Table 2 Summary statistics of sediment properties.

The highest concentration among major elements was observed in SiO2, varying between 37.5 and 55.2%, with a mean percentage of 44.9%. This element followed in magnitude by Al2O3 (8.9–15.9%), CaO (5–14.3%), Fe2O3 (4.8–10%), MgO (2.4–17.2%), K2O (1.2–3.1%), Na2O (0.68–2.7%), SO3 (0.01–4.8% g kg−1) (Table 2). Considering the semi-arid climatic condition of the study region, higher levels of SiO2 and lower levels of Al2O3 may indicate that the silicate minerals forming the sediments of the area have not been subjected to severe weathering processes. Likewise, the Na2/K2O ratio was greater than 1 in the majority of sediment samples, implying an enrichment of potassium feldspar and the relatively intense weathering of Na-bearing minerals in the region48,49. The CIA value was in the range of 64.9 to 85.7% with a mean percentage of 72.9%, representing a moderate chemical weathering intensity of lithological materials (65% < CIA < 85%) in the region36.

Heavy metals concentration in sediments

Heavy metal concentrations except for a few cases shown in Fig. 2, did not vary significantly between summer and winter periods, although an overall greater concentration during summer period was evident across all rivers. In summer, sediments contained 6.4–20.2%, 7.1–10%, 9.1–22.6%, 7.2–9.9%, and 5–8.4% higher Zn, Cu, Cd, Pb, and Ni contents than winter. Greater heavy metal concentrations during summer are likely due to the seasonal variations in rivers’ water fluxes as such water recharge to the river is limited in summer, generating less mobility and greater accumulation of heavy metals in the summer. Nevertheless, contradictory observations exist in the literature50. The positive relationship between heavy metals concentration in sediments and the river flow depth and rate has been thoroughly observed in previous studies51,52. The mean annual concentrations of heavy metals except Pb, varied significantly across studied rivers (Fig. 2). The greatest mean annual Zn, Cu, Cd, and Ni concentrations were observed in Sim, Gad, Naz, and Bar rivers, respectively. The observations indicate the diversity of contaminant resource surrounding the basin rivers. Descriptive statistics of the five heavy elements concentrations in the sediments of the Urmia Lake basin rivers are presented in Table 3. The mean values of heavy metals in the sediments were in the descending order of Ni > Zn > Pb > Cu > Cd which varied largely among the sampling points.

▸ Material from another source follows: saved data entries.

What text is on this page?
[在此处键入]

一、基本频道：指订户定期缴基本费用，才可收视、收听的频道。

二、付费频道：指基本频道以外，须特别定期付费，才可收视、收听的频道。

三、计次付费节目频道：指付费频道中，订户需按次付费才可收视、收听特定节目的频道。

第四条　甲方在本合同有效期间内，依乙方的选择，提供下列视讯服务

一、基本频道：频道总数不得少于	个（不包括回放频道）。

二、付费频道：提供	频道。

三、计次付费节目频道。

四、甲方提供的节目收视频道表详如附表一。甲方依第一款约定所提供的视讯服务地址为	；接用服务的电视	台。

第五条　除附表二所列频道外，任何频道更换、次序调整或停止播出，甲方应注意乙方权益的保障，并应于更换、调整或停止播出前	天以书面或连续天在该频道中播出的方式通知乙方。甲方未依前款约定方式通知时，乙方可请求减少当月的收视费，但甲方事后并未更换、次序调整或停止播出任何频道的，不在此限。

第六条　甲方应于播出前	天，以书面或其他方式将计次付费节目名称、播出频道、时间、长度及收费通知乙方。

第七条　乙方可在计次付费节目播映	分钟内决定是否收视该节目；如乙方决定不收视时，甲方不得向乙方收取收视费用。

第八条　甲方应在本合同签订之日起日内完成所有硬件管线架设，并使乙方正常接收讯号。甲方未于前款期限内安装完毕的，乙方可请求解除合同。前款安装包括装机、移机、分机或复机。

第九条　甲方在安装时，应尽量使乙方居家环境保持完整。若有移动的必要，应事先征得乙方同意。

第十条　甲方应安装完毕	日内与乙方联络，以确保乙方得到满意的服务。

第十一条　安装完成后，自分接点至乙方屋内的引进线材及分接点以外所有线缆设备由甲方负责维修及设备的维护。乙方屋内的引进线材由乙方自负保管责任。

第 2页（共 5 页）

The level of Zn, Cu, Cd, Pb, and Ni varied in the ranges of 32.6–87.5, 14.2–33.3, 0.42–4.8, 14.5–69.5, and 20.1–183.5 mg kg-1, respectively, for winter, and 35.3–92.5, 15.6–35.1, 0.47–5.1, 15.5–73.1, 23.2–188.3 mg kg−1 for summer. The obtained ranges are comparable with data found in previous studies in Asia4,54,55,54.

Figure 2
figure 2

The comparison of the mean concentration of Zn, Cu, Cd, Pb, and Ni elements in the study rivers’ sediments during summer and winter. Different letters show significant differences in metal content among rivers pooled over seasons at P < 0.05 confidence level. ns. represents the lack of significat difference.

Table 3 Summary statistics of heavy metal in the study sediment during summer and winter.

The variability of heavy metal concentrations, characterized by CV ranged from 24 to 77% (Table 3). Given the values of CV, heavy metals were grouped into two levels of moderate (Zn and Cu with 16% < CV < 36%) and high variability (Cd, Pb, and Ni with CV > 36%)55. These results highlight that the heavy metal variabilities were in a moderate to high level in the river sediments of the Urmia Lake basin which is likely associated with the spatial distribution of heavy metal discharge units along the rivers.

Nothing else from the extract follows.